Entgegen der Rechtsauffassung des in der Vorinstanz mit dem Fall befassten Landesarbeitsgerichts Köln sieht das BAG im entschiedenen Fall keine Verpflichtung, im Wege des Schadensersatzes wegen unzureichender Ausstattung der Rentnergesellschaft gemäß § 280 Abs. 1 Satz 1, § 241 Abs. 2 BGB die Betriebsrente des Klägers anzupassen. Das LAG hatte die vom BAG im Urteil vom 11. März 2008 (3 AZR 358/06) entwickelten Grundsätze – wonach bei nicht ausreichender finanzieller Ausstattung einer Rentnergesellschaft ein Schadenersatzanspruch gegen den (ehemaligen) Arbeitgeber besteht, wenn dieser im Wege der Ausgliederung nach dem Umwandlungsgesetz Versorgungsverbindlichkeiten übertragen hat – auch auf den hier vorliegenden Fall einer Rentnergesellschaft angewandt, die durch Übertragung des operativen Geschäfts entstanden ist.

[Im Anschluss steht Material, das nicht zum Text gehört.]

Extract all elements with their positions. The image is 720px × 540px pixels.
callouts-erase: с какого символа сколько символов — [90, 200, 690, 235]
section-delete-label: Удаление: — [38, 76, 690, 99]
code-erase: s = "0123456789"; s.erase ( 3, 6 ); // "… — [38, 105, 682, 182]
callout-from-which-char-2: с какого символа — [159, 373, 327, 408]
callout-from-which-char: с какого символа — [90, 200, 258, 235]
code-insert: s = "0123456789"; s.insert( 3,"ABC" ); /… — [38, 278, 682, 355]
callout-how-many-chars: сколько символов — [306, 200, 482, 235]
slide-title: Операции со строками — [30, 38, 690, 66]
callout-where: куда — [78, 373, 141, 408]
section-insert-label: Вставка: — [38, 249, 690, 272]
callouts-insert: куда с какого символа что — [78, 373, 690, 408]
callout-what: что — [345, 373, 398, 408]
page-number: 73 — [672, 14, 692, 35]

Das BAG hat nun klargestellt, dass ein solcher Schadenersatzanspruch des Versorgungsberechtigten trotz mangelnder Ausstattung der Rentnergesellschaft dann nicht in Betracht kommt, wenn der frühere Arbeitgeber und – spätere – Versorgungsschuldner sein operatives Geschäft veräußert und so zu einer Rentnergesellschaft wird. Das BAG begründet diese Unterscheidung damit, dass in solch einer Konstellation nicht typischerweise die Gefahr bestehe, dass die schutzwürdigen Interessen der Versorgungsberechtigten beeinträchtigt werden, da die Anpassungsprüfungspflicht nach § 16 Abs. 1 und Abs. 2 BetrAVG beim bisherigen Versorgungsschuldner verbleibe, der für den Verkauf seines operativen Geschäfts den vereinbarten Kaufpreis erhalte. Es realisiere sich durch den Verkauf für die Betriebsrentner ihre Teilhabe am Wirtschaftsrisiko des Versorgungsschuldners, was sich mit den Vorgaben von § 16 Abs. 1 und Abs. 2 BetrAVG decke.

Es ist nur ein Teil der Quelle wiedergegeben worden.